Here are two that I've seen, and for which plenty of information is available on the Web...
From Kathryn Bigelow (Near Dark, Strange Days), the Iraq War drama about an Army bomb squad, The Hurt Locker, drew huge props from our Scott Foundas at the Toronto Film Festival last fall, and rightfully so. There's nothing more cinematic than a ticking bomb and the life-or-death deadline to defuse it. Jeremy Renner plays the reckless but methodical leader of a bomb squad patrolling Baghdad, where every trash heap (or corpse) could contain an IED. There are no anti-war lectures, just intricate process and male ego gone amok. When a blast occurs, Bigelow shows us the shudder of rust being shaken from old auto bodies. What it does to human bodies, and minds, is even worse. (The film opens in Seattle theaters this July.)

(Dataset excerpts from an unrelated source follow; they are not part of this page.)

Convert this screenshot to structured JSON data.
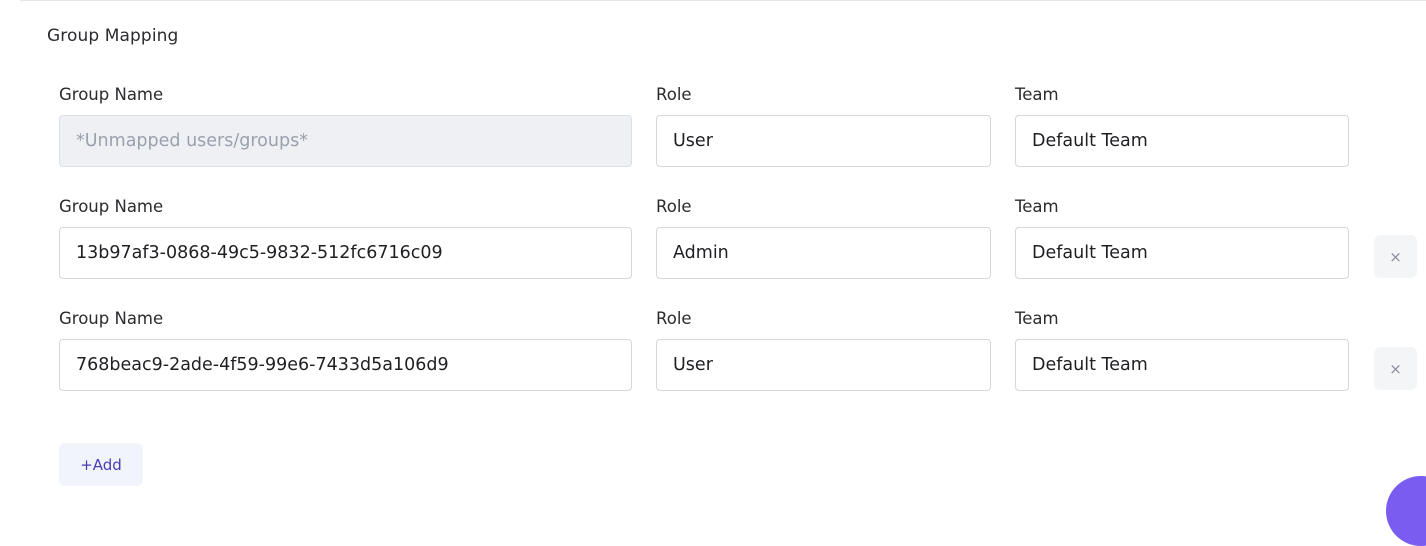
{
  "section": {
    "title": "Group Mapping"
  },
  "labels": {
    "group_name": "Group Name",
    "role": "Role",
    "team": "Team"
  },
  "rows": [
    {
      "group_name": "",
      "group_placeholder": "*Unmapped users/groups*",
      "role": "User",
      "team": "Default Team",
      "removable": false,
      "disabled": true
    },
    {
      "group_name": "13b97af3-0868-49c5-9832-512fc6716c09",
      "role": "Admin",
      "team": "Default Team",
      "removable": true,
      "remove_icon": "×"
    },
    {
      "group_name": "768beac9-2ade-4f59-99e6-7433d5a106d9",
      "role": "User",
      "team": "Default Team",
      "removable": true,
      "remove_icon": "×"
    }
  ],
  "add_button": {
    "label": "+Add"
  },
  "colors": {
    "accent": "#4b3bb5",
    "fab": "#7b5cf0"
  }
}
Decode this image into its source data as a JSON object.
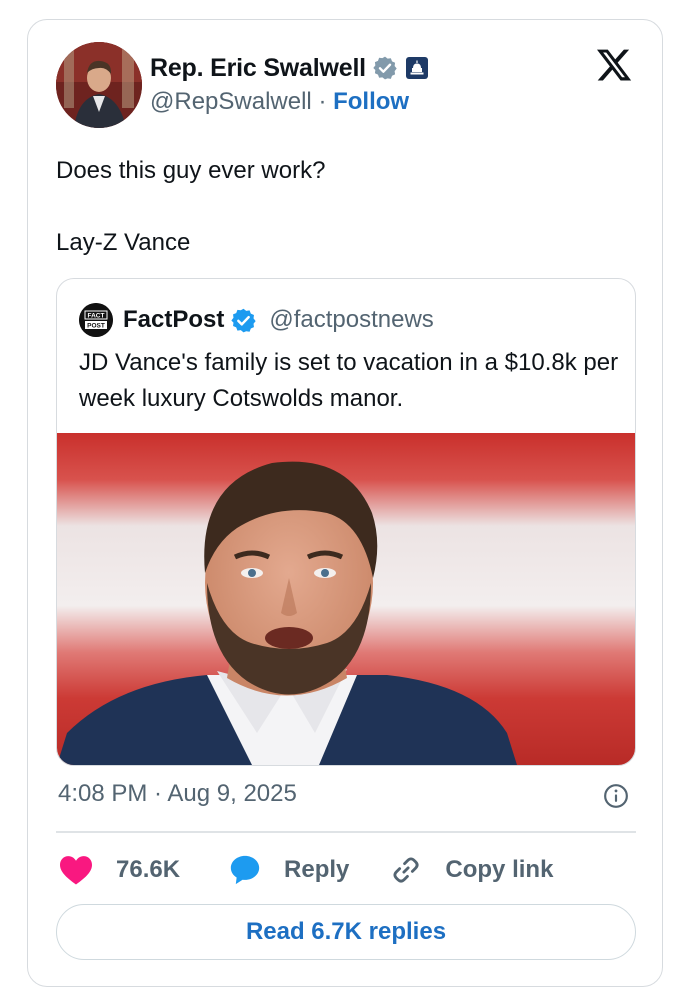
{
  "author": {
    "display_name": "Rep. Eric Swalwell",
    "handle": "@RepSwalwell",
    "separator": "·",
    "follow_label": "Follow",
    "avatar_icon": "profile-photo",
    "verified_icon": "verified-grey-badge",
    "affiliation_icon": "government-capitol-badge"
  },
  "brand": {
    "logo_icon": "x-logo"
  },
  "tweet": {
    "text": "Does this guy ever work?\n\nLay-Z Vance"
  },
  "quote": {
    "name": "FactPost",
    "handle": "@factpostnews",
    "avatar_text": "FACT\nPOST",
    "verified_icon": "verified-blue-badge",
    "text": "JD Vance's family is set to vacation in a $10.8k per week luxury Cotswolds manor.",
    "image_icon": "news-photo"
  },
  "meta": {
    "timestamp": "4:08 PM · Aug 9, 2025",
    "info_icon": "info-icon"
  },
  "actions": {
    "like_count": "76.6K",
    "reply_label": "Reply",
    "copy_label": "Copy link",
    "read_replies_label": "Read 6.7K replies"
  },
  "colors": {
    "link_blue": "#1d6fc2",
    "like_pink": "#f91880",
    "reply_blue": "#1d9bf0",
    "muted_text": "#536471"
  }
}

Second, I was hoping that the Tony Award-winning rock opera Passing Strange would eventually come to Seattle, but Spike Lee's concert doc is the next best thing. This coming-of-age-while-black musical by Mark Stewart (aka Stew) has been a long time coming. But it progressed from the Bay Area to Off-Broadway with much acclaim, and finally hit Broadway last year. (New York Times review.) If you loved Hedwig and the Angry Inch at SIFF '01, Passing Strange packs at least as much power, but with a much tighter band and more concentrated story. Unlike John Cameron Mitchell playing a transsexual East German character in Hedwig, Stew is relating a (slightly embellished) version of his own life story (one also born of the '80s). And the songs, written with Heidi Rodewald, are even better. Surgery is only one path to self-discovery. Music is another. (Spike Lee is expected to attend SIFF for a screening and Q&A on Wed., May 27, at the Egyptian.)